I understood what caring for these needs could involve since I taught in a school for the mentally handicapped where teenagers had needs such as these.  These teens in wheelchairs could not care for themselves in most ways.  It was a challenging job, but I loved it; and I appreciated the para-educators who helped with the care and education of these teenagers.  I loved my students.  We all tried to do the best for them even in demanding efforts.

But I had difficulty picturing this young woman doing this work with old men who, comparatively, to me, were much less lovable than the students I served.  I just had a hard time with thoughts of caring for old men in the same situation as my teenagers.  I couldn’t picture much to love about them.  But here was this beautiful young person who expressed her love for them greatly.  Later I realized I felt a bit ashamed of myself for thinking this way.  What was the difference?  Why did I have these two different viewpoints?

It would be difficult to say exactly; but it must have had two elements to it.  First, the deep love that this young person had for these old men was something at that time that I couldn’t muster from within myself.  At that time I could not see their value, totally.  And, secondly, the youth of my students must have entered in, in contrast to the age of the men she described.  For some reason I found youthfulness to be more appealing to me. 

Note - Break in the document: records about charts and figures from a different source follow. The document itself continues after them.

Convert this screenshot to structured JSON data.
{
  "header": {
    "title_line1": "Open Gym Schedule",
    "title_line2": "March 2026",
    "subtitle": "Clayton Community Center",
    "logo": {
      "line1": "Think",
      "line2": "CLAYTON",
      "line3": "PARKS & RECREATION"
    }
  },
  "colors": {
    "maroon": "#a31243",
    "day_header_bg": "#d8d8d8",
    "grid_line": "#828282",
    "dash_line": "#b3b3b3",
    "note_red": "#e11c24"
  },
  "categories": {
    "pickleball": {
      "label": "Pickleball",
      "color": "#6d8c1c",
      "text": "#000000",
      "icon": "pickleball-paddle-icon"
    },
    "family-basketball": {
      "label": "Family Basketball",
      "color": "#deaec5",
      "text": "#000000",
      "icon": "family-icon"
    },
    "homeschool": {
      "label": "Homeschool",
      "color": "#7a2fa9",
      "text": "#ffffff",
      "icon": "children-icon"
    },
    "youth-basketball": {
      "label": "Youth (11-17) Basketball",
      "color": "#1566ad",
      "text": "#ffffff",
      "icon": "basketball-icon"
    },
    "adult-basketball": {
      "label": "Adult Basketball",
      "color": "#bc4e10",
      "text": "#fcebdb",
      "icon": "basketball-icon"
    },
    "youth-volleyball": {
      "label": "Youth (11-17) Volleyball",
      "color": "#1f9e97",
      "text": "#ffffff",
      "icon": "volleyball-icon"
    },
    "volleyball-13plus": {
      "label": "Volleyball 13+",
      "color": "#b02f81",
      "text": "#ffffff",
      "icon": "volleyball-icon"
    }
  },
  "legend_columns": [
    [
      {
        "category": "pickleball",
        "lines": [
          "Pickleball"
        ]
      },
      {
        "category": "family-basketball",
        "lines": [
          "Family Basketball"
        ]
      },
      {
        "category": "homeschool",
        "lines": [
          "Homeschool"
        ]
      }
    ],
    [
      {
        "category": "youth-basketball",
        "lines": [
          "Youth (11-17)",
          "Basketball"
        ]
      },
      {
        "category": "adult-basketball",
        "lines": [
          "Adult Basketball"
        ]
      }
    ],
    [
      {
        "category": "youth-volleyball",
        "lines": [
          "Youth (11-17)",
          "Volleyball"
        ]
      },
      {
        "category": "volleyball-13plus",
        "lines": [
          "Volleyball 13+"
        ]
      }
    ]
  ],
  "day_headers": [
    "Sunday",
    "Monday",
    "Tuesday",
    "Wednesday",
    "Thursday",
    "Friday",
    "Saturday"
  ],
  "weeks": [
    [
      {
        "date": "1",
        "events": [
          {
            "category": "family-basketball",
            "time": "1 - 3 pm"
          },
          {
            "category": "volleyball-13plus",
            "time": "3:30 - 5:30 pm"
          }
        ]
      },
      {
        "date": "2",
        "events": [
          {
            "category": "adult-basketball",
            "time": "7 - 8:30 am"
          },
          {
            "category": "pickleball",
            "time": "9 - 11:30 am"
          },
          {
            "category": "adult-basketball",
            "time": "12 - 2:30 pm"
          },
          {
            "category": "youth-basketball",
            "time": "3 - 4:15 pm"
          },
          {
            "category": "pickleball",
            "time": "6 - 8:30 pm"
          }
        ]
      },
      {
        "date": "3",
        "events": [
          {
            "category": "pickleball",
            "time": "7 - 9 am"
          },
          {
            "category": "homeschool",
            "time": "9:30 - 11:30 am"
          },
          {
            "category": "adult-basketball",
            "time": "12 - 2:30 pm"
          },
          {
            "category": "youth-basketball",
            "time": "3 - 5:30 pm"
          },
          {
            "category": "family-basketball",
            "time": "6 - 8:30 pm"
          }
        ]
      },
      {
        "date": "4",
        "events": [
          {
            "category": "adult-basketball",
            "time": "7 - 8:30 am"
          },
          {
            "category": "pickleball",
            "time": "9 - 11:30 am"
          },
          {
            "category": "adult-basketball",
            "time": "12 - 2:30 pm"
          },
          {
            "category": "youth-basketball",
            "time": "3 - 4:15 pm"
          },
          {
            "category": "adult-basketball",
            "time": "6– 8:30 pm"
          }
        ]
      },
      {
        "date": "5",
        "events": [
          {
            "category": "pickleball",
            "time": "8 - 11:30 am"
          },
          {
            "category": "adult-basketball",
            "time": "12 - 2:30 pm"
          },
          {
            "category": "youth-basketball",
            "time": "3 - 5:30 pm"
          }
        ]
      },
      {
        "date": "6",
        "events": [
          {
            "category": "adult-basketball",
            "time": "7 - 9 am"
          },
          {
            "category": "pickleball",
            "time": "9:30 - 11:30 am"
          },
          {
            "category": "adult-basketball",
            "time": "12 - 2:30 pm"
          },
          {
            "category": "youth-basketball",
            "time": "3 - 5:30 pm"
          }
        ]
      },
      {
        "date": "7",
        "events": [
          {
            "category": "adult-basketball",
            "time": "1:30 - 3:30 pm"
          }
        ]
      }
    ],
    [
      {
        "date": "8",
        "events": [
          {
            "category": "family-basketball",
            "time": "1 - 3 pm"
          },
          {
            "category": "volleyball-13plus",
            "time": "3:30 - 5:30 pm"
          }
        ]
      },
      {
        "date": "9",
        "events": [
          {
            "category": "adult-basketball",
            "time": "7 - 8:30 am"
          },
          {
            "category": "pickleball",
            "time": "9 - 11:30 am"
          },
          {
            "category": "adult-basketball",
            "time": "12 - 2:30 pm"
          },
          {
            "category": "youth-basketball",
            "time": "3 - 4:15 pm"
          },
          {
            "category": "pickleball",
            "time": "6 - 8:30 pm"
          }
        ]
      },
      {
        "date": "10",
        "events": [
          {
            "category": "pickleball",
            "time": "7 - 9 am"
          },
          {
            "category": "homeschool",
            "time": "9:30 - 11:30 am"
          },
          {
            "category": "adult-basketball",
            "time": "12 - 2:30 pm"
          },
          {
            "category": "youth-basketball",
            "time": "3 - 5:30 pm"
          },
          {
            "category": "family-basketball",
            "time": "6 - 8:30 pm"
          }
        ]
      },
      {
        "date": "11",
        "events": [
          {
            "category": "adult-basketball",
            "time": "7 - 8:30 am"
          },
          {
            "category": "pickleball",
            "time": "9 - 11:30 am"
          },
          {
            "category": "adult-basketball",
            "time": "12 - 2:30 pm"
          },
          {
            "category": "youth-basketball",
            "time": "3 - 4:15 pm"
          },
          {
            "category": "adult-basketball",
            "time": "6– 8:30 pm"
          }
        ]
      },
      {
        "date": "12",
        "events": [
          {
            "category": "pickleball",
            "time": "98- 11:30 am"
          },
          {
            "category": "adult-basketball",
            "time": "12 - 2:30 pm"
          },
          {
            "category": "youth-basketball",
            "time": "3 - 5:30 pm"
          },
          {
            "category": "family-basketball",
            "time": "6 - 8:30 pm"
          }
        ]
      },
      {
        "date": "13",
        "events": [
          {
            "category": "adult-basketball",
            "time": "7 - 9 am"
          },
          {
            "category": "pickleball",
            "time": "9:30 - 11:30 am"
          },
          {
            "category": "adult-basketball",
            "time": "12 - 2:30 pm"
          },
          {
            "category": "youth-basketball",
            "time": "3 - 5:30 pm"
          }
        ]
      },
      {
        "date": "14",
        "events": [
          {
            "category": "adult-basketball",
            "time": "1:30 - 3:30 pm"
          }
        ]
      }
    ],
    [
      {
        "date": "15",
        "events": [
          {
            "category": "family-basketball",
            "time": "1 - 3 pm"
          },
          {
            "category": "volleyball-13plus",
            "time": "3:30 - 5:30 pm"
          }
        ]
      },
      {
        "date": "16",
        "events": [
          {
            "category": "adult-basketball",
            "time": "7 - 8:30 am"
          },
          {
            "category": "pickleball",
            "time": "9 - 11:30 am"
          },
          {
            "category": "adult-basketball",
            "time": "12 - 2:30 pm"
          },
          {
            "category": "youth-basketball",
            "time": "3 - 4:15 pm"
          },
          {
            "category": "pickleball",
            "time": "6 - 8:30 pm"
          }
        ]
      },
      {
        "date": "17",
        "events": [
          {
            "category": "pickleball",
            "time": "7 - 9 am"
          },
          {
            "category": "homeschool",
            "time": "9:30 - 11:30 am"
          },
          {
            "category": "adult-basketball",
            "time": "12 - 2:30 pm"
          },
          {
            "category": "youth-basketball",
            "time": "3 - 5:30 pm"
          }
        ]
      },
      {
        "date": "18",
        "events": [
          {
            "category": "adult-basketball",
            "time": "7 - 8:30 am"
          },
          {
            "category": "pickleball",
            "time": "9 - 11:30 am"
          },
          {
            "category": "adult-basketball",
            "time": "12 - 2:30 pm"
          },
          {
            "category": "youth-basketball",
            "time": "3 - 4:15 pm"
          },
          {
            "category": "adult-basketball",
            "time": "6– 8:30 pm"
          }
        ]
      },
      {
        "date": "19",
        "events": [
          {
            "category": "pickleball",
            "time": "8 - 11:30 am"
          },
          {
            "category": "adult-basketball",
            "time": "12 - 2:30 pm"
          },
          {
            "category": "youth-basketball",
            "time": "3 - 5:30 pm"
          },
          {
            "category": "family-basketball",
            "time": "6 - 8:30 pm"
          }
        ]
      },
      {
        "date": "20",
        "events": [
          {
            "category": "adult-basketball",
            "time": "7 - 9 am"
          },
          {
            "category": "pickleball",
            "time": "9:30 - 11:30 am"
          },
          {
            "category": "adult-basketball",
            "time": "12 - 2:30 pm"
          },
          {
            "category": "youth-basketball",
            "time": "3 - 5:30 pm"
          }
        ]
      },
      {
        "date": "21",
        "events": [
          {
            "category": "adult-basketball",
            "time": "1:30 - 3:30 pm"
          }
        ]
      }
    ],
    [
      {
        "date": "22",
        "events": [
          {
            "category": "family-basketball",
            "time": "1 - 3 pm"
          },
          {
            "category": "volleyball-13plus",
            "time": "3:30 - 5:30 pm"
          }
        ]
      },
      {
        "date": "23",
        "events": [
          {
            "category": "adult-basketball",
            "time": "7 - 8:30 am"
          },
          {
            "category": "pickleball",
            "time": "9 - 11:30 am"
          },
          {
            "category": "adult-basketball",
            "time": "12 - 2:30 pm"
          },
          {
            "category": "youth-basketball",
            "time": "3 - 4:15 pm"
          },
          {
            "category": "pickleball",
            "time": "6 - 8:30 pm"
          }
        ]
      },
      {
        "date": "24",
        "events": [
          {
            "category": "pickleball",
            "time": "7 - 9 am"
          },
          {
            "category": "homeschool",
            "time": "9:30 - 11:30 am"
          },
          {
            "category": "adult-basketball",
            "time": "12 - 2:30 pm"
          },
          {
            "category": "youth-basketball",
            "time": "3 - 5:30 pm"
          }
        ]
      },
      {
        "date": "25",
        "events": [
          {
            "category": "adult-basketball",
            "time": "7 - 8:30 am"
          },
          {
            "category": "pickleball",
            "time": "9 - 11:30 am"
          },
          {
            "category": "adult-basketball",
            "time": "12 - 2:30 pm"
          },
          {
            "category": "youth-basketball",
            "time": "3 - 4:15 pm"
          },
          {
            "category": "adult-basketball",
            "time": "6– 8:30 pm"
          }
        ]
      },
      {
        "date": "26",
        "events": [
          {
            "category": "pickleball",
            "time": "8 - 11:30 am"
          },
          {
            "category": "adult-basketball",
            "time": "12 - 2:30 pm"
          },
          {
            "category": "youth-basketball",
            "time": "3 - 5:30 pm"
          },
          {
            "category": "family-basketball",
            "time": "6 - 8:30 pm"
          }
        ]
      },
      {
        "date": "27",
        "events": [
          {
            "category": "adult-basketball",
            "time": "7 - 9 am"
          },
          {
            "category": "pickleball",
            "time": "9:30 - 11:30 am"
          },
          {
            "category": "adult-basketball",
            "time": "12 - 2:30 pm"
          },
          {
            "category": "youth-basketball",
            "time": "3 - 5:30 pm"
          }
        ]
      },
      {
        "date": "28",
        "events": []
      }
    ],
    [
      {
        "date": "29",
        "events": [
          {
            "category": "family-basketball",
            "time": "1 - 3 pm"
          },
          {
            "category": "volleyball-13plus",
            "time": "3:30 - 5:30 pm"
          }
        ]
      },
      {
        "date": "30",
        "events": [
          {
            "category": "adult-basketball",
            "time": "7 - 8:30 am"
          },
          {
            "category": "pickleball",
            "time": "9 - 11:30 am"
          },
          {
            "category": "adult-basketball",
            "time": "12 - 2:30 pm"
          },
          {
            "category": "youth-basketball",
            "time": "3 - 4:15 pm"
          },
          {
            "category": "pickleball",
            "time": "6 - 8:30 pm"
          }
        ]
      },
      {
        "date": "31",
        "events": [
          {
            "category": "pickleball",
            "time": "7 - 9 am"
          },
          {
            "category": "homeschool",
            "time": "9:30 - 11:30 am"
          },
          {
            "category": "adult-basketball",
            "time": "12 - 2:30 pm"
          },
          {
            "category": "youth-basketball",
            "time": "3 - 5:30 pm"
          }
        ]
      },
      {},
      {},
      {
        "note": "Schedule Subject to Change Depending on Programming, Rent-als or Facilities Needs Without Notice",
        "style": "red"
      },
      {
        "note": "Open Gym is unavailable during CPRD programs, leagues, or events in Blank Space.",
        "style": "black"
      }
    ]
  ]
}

Now I play the piano for men in similar straits, but there is a difference.  The men now do not have mental handicaps.  But should it matter?  No, it should not.  I must put it all in the perspective from God.

God made each of the teenagers and the old men I’ve spoken of here.  He loves each one with as great a love as He loves me.  He knows about their situations.  He allows people with these situations to be in our world – and we (I!) must learn from them.

God’s love must be extended through me to all the persons I’ve described.  Though I’ve never been introduced to severe and multiply handicapped old men, I pray that I will love them in my heart anyway.  And if I ever do meet one of them, I pray that God’s love for him will come through very strongly!  And I pray that His love was seen in me toward the teens I taught; I believe it was, at least in measure, hopefully great.

I pray that His love is seen when I play for my memory-care persons.  No, not just seen – Felt.  I pray that His love is felt, no matter how angry and hostile someone may seem, which happens at times.

Lord, help us to love those we hear about or whom we know, who have so many problems we can’t name them all.  Please, Lord, let us protect the value of their lives by loving them:  You loving them through us.

Topics:  Pray for love “beyond” the norm when it comes to all folks with severe and multiple handicaps.